What most don’t know is that Nokia then became an infrastructure company, supplying the radios and base stations needed to make things like 5G happen.

That hasn’t been working either.

Who Won 5G?

Over the last two years, while the 5G revolution has been gearing up, Nokia shares are down another 25%. Orders have simply been going elsewhere, to China’s Huawei, Korea’s Samsung Electronics (OTCMKTS:SSNLF) or Sweden’s Ericsson (NASDAQ:ERIC).

Computer equipment companies like Dell Technologies (NYSE:DELL), and networking companies like Cisco (NASDAQ:CSCO), have also been getting more orders from carriers. This is because 5G unifies the internet and communications space. Except for radios and base stations, mobile service is becoming part of the internet mainstream. This is squeezing suppliers like Nokia.

The last time it reported earnings, in October, Nokia called the third quarter “solid,” with net income of 267 million euros and revenue of 5.7 billion euros. One euro is worth about $1.10. This means less than 5% of revenue is hitting the bottom line in a good year.

Results have also been choppy. Nokia scored more revenue in 2018’s fourth quarter than in 2019’s third. It had negative margins in 2019’s first quarter.
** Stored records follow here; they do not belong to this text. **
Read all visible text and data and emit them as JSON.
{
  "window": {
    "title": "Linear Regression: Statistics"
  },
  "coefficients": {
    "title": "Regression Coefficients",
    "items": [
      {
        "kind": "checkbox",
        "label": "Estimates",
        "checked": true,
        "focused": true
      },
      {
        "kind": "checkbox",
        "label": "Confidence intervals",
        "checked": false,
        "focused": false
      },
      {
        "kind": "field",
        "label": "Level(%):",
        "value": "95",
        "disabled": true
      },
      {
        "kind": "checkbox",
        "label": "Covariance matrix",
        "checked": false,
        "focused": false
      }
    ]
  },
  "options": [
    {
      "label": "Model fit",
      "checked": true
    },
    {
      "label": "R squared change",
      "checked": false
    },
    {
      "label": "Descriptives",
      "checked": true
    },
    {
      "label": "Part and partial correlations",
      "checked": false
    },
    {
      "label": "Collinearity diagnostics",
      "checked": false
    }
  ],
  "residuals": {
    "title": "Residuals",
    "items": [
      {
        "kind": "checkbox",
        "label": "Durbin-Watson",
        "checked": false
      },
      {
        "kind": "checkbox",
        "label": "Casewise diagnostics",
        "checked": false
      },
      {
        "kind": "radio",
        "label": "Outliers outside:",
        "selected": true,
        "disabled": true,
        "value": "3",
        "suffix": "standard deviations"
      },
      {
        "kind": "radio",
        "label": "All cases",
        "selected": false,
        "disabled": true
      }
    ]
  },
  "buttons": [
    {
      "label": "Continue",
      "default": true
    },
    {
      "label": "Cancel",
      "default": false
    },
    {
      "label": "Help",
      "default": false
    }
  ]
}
For the fourth quarter, to be reported Feb. 6, analysts are expecting Nokia to earn 14 cents per share, double the last quarter’s figure, on revenue of $7.5 billion.

Given those expectations, you might expect Nokia shares to be on a tear. They are not. They’re up just 5% so far in 2020, and up 10% over the last three months.

InvestorPlace’s Tom Taulli calls this the “fumbling of 5G.” Faisal Humayun, with characteristic understatement, says there are “better bets.” Vince Martin says that even the virtual blacklisting of Huawei by the U.S. government isn’t going to save Nokia stock.

I can’t disagree with any of them.

The Phones Are Not Nokia

Even the Finns are unhappy with Nokia (and they’re the happiest people on the planet). There’s a reason for the ire. A Finnish company called HMD Global now controls the Nokia brand of phones, producing a full line of Android products. HMD also makes earbuds, which are also branded through Nokia.

The main benefit Nokia gets from this, other than patent royalties, is end-user demand, mostly in developing countries like India where a 79 euro Android smartphone costs just 6,200 rupee. To make things more confusing, Nokia advertises the HMD phones on its corporate website.

The Bottom Line on NOK Stock

Nokia is a trader’s stock.

Right now, the technical indicators are setting up nicely for the shares. You may be able to get in ahead of earnings and, if they beat estimates, book a profit.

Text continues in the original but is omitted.